Rehman who is an amateur photographer had stints of writing at The News On Sunday, The Friday Times and Hello! before she took a crash course in photography from a school in New York. Her clicks were widely appreciated for the interesting character these lend to Lahore while highlighting the city’s variegated aspects.
Talking to TNS on the occasion, she said, “Capturing images on foot soon became a serious interest and after being pushed by family and friends, I decided to do a series on the diverse moods of my native city [Lahore].”
Explaining how the idea for the exhibition hit her, Sonya Rehman said, “A friend proposed the idea of making postcards out of the pictures after having seen my work on Facebook.”
The exhibition opened on a rather slow start but picked up soon as people who had read about it on the social media began to stream in. Fashion and product photographer Mohsin Khawar was one prominent visitor. “A hundred rupee postcard says a lot about its setting,” she said, while admiring the quality of the clicks.
The old city, according to Khawar, is “diminishing and the people are not aware of what they are about to lose if the skyline of Lahore is devoid of its beautiful minarets, domes and unmistakable stamp of rich culture and heritage.”
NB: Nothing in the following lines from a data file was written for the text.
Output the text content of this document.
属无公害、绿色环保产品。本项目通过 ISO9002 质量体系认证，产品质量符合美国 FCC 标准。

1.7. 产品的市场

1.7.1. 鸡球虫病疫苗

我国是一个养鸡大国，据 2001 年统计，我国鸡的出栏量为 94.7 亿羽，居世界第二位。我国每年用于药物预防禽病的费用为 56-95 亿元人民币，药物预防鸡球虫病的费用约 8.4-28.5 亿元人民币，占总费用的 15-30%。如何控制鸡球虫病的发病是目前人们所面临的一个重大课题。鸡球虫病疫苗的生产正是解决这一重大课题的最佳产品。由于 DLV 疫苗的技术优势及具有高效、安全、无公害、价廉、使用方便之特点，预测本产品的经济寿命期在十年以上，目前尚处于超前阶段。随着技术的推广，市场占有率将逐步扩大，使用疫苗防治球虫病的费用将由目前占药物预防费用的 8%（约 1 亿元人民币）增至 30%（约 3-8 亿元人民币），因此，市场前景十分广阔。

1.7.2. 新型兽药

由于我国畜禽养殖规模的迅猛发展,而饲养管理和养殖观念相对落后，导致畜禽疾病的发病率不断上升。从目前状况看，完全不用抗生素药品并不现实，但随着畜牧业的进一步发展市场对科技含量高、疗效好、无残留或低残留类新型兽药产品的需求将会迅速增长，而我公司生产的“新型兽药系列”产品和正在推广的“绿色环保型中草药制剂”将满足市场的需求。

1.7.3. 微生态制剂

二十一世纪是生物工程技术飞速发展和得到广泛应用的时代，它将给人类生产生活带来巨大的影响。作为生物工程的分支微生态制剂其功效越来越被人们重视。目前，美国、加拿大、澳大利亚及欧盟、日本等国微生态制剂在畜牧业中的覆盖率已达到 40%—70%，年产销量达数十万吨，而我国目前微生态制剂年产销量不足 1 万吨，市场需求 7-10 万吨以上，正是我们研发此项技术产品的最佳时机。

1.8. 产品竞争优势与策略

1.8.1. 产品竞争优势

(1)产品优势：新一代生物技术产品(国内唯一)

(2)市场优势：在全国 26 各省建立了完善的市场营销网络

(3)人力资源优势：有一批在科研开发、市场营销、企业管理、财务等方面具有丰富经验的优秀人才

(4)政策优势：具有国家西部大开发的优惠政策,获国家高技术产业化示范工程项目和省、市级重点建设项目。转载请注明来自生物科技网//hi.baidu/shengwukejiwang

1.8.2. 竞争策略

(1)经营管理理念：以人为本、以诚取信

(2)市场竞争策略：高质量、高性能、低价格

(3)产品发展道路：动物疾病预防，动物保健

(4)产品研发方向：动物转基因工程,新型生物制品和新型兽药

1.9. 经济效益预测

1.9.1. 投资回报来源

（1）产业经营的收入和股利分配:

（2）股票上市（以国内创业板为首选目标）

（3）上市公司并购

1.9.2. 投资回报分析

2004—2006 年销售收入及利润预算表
The landmark city of Lahore boasts historical places such as the Fort, mosques, numerous gardens and tombs. Not only these, but there are countless impressions that refuse to leave one’s mind if one is able to walk around the city and see the sights in person.
Rehman had an advice for the youth: “Step out of your comfort zones, your air-conditioned domains and posh houses and brace for the real places and the true spirit of Lahore!”
Cobblestone pathways of the inner city, the picturesque Hazuri Bagh and Shalamar gardens, intricate tile work at Sheesh Mahal, breathtaking views of the Wazir Khan Mosque and the Truck art along with dozens of other sights had the visitors to Ze Grill captivated.
Photo walk is a popular concept abroad; it is when one actually comes into contact with the real side of people. Sonya Rehman said she had to interact with street vendors, beggars, shopkeepers and craftsmen at work and common people who were going about their day-to-day things. “The understanding of the city is very important for its inhabitants,” she said.
The diverse moods of Lahore on display. — Photos by Rahat Dar
Sonya Rehman claimed to have taken the ‘photo walk’ in compiling the exhibition.